Overall, sodium chloride is more than just a seasoning. It plays a functional role in cooking processes, from making food tastier to subtly altering how ingredients behave under heat. It’s a staple in kitchens worldwide for good reason.
Cooking Chemistry
Cooking isn't just an art; it's also a science involving chemistry! Each ingredient you add to your dish plays a specific chemical role. Let's dive into how this works, particularly with the common practice of adding salt to boiling water.
Adding salt to water is a perfect example of kitchen chemistry at its best. When you add salt, you aren't just seasoning your food. You're participating in a chemical process that changes the way water boils and cooks your dish.
Here's how it works:
  • Temperature Control: The addition of salt increases the temperature at which water boils, allowing food to cook at a slightly higher temperature than it would in unsalted water.

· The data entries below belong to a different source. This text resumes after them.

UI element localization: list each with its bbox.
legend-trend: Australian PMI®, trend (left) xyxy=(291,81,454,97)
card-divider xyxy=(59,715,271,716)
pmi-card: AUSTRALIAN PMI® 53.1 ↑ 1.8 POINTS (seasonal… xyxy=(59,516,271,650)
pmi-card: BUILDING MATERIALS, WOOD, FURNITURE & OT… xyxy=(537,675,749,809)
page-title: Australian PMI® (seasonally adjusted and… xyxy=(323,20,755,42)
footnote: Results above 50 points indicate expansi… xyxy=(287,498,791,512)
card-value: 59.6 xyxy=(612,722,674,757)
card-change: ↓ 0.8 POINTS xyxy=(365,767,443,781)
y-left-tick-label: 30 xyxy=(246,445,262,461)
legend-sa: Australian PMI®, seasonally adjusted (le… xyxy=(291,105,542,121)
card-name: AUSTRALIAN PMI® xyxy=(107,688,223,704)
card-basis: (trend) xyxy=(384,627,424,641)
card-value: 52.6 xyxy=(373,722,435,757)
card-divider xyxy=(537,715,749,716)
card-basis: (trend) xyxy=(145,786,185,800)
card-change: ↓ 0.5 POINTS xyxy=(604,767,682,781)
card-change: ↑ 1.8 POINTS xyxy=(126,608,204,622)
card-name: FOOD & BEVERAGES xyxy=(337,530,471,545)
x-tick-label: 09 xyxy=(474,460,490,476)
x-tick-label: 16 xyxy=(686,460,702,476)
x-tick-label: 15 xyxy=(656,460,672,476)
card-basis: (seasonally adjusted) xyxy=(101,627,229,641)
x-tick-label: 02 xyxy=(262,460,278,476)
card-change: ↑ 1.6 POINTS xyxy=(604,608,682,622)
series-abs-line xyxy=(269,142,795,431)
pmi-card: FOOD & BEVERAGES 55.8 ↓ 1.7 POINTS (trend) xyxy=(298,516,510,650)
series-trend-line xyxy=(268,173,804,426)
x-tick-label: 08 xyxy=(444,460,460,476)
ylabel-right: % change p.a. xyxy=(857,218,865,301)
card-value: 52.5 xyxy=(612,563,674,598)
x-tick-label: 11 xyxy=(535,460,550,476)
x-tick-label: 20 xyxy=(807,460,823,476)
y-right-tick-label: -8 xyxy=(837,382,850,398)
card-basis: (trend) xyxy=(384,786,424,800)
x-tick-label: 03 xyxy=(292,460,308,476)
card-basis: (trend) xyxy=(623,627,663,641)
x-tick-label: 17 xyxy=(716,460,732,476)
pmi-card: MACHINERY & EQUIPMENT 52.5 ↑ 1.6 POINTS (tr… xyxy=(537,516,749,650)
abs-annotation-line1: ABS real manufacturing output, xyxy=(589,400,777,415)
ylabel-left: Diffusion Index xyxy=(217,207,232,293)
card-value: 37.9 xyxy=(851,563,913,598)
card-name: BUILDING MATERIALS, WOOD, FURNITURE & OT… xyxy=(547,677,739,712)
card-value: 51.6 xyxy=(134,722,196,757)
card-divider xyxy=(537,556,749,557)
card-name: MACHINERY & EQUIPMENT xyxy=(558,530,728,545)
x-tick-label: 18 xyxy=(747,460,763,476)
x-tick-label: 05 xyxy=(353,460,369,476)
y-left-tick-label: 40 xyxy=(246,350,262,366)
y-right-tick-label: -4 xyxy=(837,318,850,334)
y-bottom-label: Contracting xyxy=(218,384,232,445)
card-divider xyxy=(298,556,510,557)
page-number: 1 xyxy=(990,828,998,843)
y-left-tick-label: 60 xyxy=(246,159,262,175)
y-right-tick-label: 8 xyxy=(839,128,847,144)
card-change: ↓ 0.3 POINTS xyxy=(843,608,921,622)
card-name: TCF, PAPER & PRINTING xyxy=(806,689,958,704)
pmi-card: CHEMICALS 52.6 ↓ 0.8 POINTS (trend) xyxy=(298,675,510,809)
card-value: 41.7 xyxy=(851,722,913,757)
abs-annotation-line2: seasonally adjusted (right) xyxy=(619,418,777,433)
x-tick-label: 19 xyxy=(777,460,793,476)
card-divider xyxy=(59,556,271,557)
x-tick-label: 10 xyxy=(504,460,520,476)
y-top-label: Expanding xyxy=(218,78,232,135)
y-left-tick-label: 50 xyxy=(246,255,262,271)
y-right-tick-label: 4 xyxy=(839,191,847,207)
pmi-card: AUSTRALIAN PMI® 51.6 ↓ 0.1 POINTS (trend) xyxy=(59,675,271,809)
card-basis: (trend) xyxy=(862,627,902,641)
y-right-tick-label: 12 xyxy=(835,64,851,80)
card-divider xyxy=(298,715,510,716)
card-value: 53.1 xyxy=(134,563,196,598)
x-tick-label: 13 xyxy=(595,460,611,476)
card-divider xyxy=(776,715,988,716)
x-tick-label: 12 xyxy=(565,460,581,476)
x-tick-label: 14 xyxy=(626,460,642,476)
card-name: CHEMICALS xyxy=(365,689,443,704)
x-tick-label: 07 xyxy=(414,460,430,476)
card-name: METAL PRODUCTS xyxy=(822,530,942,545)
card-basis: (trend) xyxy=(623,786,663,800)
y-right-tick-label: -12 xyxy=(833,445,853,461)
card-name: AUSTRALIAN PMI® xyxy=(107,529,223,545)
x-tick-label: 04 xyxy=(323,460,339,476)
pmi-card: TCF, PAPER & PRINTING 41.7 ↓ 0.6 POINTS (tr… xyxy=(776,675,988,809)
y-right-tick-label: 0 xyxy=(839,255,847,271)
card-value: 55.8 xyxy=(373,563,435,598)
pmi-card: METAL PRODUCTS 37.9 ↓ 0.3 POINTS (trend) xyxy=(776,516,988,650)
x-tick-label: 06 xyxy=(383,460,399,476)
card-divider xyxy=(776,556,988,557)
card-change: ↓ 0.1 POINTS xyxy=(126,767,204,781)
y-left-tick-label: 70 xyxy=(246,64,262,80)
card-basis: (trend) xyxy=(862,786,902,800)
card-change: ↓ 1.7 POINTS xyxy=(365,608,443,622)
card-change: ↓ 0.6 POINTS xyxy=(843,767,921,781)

  • Crack Reduction: While scientifically debated, many cooks believe salt helps prevent eggs from cracking by increasing water density or stabilizing temperature.
  • Flavor Development: Salt can encourage the development of complex flavors in dishes, acting as a catalyst for reactions like Maillard browning, which enhances flavors and creates a delicious aroma.
Cooking chemistry helps you understand the science behind traditional cooking techniques and why certain practices, like salting water, continue to be kitchen classics.